Snorkelling in the Cayman Islands
Snorkelling in the Cayman Islands is a thrill, and seeing colourful tropical fish, a stingray, turtles or even a Barracuda for the first time up-close is something that many people never forget. The water temperatures in Cayman are reliably warm – with an average sea temperature of 29°C, (going down to a maximum low of 26°C). Snorkelling is fun for the whole family and a wonderful way of awakening children’s interest in the marine environment. There are numerous areas around Grand Cayman and the Sister Islands where snorkelers can see plenty of marine life simply by snorkelling from the beach in shallow water.

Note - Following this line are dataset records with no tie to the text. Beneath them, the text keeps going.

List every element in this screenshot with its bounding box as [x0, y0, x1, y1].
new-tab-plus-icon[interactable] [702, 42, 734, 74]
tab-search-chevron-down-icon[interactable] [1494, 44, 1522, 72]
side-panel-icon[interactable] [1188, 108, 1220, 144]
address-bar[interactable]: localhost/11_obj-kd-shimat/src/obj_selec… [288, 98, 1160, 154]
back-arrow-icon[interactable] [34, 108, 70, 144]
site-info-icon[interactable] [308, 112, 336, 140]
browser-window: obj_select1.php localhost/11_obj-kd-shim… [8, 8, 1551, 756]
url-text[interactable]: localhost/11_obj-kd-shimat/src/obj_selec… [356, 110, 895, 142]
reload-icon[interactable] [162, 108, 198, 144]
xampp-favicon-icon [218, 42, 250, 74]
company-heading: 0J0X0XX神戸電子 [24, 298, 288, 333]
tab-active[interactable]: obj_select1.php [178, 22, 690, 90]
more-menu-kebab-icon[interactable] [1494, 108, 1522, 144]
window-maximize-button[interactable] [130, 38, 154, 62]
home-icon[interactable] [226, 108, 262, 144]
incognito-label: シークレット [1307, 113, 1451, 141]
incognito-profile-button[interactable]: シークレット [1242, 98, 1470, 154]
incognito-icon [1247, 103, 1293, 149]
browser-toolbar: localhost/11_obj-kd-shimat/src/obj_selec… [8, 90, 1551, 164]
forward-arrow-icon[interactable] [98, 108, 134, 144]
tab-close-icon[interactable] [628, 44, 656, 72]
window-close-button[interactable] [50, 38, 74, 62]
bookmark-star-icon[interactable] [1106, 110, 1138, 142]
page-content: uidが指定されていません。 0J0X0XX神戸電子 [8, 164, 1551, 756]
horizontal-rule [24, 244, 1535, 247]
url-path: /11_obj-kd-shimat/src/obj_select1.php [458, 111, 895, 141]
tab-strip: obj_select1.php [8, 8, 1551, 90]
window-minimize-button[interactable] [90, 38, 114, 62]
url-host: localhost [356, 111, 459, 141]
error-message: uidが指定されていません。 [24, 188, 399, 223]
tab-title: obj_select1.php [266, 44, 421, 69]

Boat excursions to the offshore sites are also popular, and offered by many of the diving companies and watersports operators. Many of the diving schools also allow snorkelers on their boats if the sites they are visiting are suitable.
One of the pleasures of snorkelling in the Cayman Islands is that the water is normally very clear, thanks to the absence of rivers and a lack of silt flowing into the sea after it rains. Underwater visibility can extend up to forty metres (more than 100 feet). Many of the best snorkelling sites are free of strong currents and you don’t need much in the way of equipment – a mask (with snorkel), fins and your swimsuit! It’s important to make sure you have a well-fitting mask and to apply an anti-fogging solution to the inside of the glass so that it doesn’t steam up when you’re in the water.
Fins make swimming much, much easier and allow you to keep up with the fish. It’s warm enough to snorkel without a wetsuit although you might want to wear one for extra buoyancy and as protection against the sun. A thin ‘rash vest’ or sun protection suit can also be worn, or just a tee-shirt - but remember that it’s very easy to forget that your back and shoulders are exposed to the sun while you’re face down in the water marvelling at the fish. Swimmers who are not so confident in the water, or younger children can also wear flotation jackets as a buoyancy aid so that they can relax while snorkelling.
There are a good number of snorkelling sites close to George Town and Seven Mile Beach. Some of the sites allow snorkelers to visit shipwrecks including the Callie which lies around thirty metres from shore. The Callie was sunk in 1944 and, although very broken up, is home to lots of fish and very worthwhile exploring. Other popular sites on Grand Cayman are Cheeseburger Reef, Cemetery Beach Reef and Coral Gardens in the North Sound.
At Smith’s Cove just east of George Town, there is snorkelling on the reef and usually a good number of Parrotfish and nice Orange Spotted Coney to be found. At Morritt’s Tortuga Club at the East End you can normally find schools of large Tarpon under the jetty.
A recent addition to Grand Cayman’s snorkelling attractions is the wreck of the Kittiwake. The Kittiwake is over 250 feet long and was a former U.S. Navy submarine rescue vessel deliberately sunk as an artificial reef in 2011. It’s also possible to snorkel on Little Cayman and Cayman Brac – even in the marine park at Bloody Bay and on Jackson Reef. Little Cayman’s uninhabited Owen Island is also a good place to try the sport. Although the Sister Islands are famous for their deep walls and wrecks the reef top may be as shallow as only five or six metres. This makes for an exciting snorkelling experience as you can swim over the lip of the reef and peer down into the depths. Most of the snorkelling sites around the Sister Islands are best visited by boat. On the Brac you can take an excursion out to see the spectacular wreck of the Keith Tibbetts, a former Soviet built frigate. Other good snorkel spots on Little Cayman include Hedy’s Reef at the south-western end, and Fry Cave, also on the southern side of the island.
Snorkellers can easily see several types of brightly coloured Parrotfish in the Cayman Islands as well as beautifully coloured Bluehead Wrasse, stunning Queen Angelfish and bright blue Surgeonfish or Tangs.
Children will enjoy finding Cushion Starfish, fat Sea Cucumbers and looking out for Green Turtles which are always a joy to see in the wild. Shoaling Yellowtail Snappers and sleek Silver-Sided Tarpon, richly purpled Creole Wrasse and bizarre looking Trumpetfish are common sights in the shallows.
The Cayman Islands have one of the best preserved reef systems in the Caribbean and a glimpse of the underwater world will become a treasured memory of any visit.